The young star then showed her mother the scars on her writsts and forearms and said, “You can’t even see it. There’s still a little something there. Totally lost my sanity for a moment there.”
She then admitted that she told no one in her family about phase and only one friend knew. “I never talk about it because it was such a short, weird point in my life but you have to pull yourself out of it.”
But the daughter of Will Smith reassured her mother that the phase was short-lived and she has not revisited the idea of self harm in almost five years. “I honestly felt like I was experiencing so much emotional pain but my physical circumstances weren’t reflecting that,” Willow said.
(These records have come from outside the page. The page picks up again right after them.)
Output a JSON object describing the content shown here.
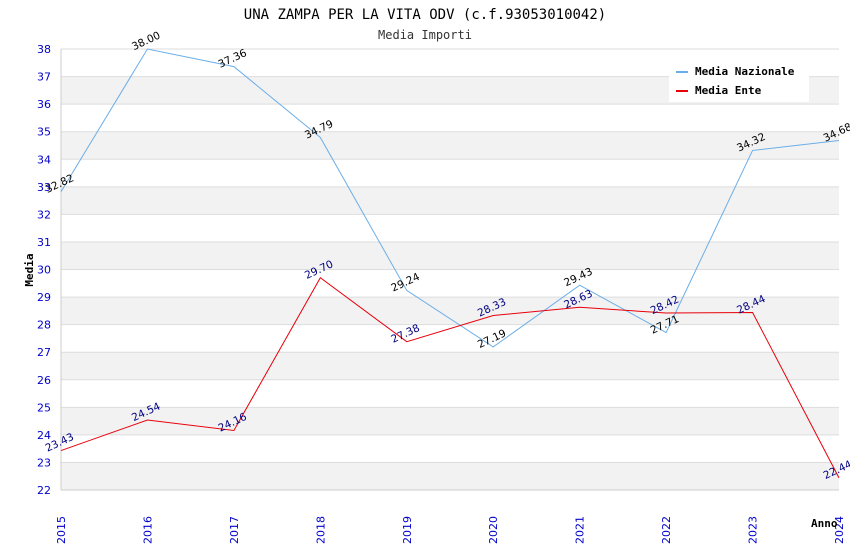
{
  "chart_data": {
    "type": "line",
    "title": "UNA ZAMPA PER LA VITA ODV (c.f.93053010042)",
    "subtitle": "Media Importi",
    "xlabel": "Anno",
    "ylabel": "Media",
    "x": [
      "2015",
      "2016",
      "2017",
      "2018",
      "2019",
      "2020",
      "2021",
      "2022",
      "2023",
      "2024"
    ],
    "ylim": [
      22,
      38
    ],
    "yticks": [
      "22",
      "23",
      "24",
      "25",
      "26",
      "27",
      "28",
      "29",
      "30",
      "31",
      "32",
      "33",
      "34",
      "35",
      "36",
      "37",
      "38"
    ],
    "legend_position": "top-right",
    "series": [
      {
        "name": "Media Nazionale",
        "color": "#6aaee8",
        "label_color": "#000000",
        "values": [
          32.82,
          38.0,
          37.36,
          34.79,
          29.24,
          27.19,
          29.43,
          27.71,
          34.32,
          34.68
        ],
        "labels": [
          "32.82",
          "38.00",
          "37.36",
          "34.79",
          "29.24",
          "27.19",
          "29.43",
          "27.71",
          "34.32",
          "34.68"
        ]
      },
      {
        "name": "Media Ente",
        "color": "#e8000b",
        "label_color": "#000080",
        "values": [
          23.43,
          24.54,
          24.16,
          29.7,
          27.38,
          28.33,
          28.63,
          28.42,
          28.44,
          22.44
        ],
        "labels": [
          "23.43",
          "24.54",
          "24.16",
          "29.70",
          "27.38",
          "28.33",
          "28.63",
          "28.42",
          "28.44",
          "22.44"
        ]
      }
    ]
  }
}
Following her daughter’s talk, Smith, 46, opened up about what it was like to survive the loss of her close friend, Tupac Shakur.
“That was a huge loss in my life. Because he was one of those people that I expected to be here,” Smith admitted. “My upset is more anger because I feel like he left me – I really did believe that he was going to be here for the long run. So when I think about, I still get really mad. I get mad at God, I get mad at him, I get mad at everybody.”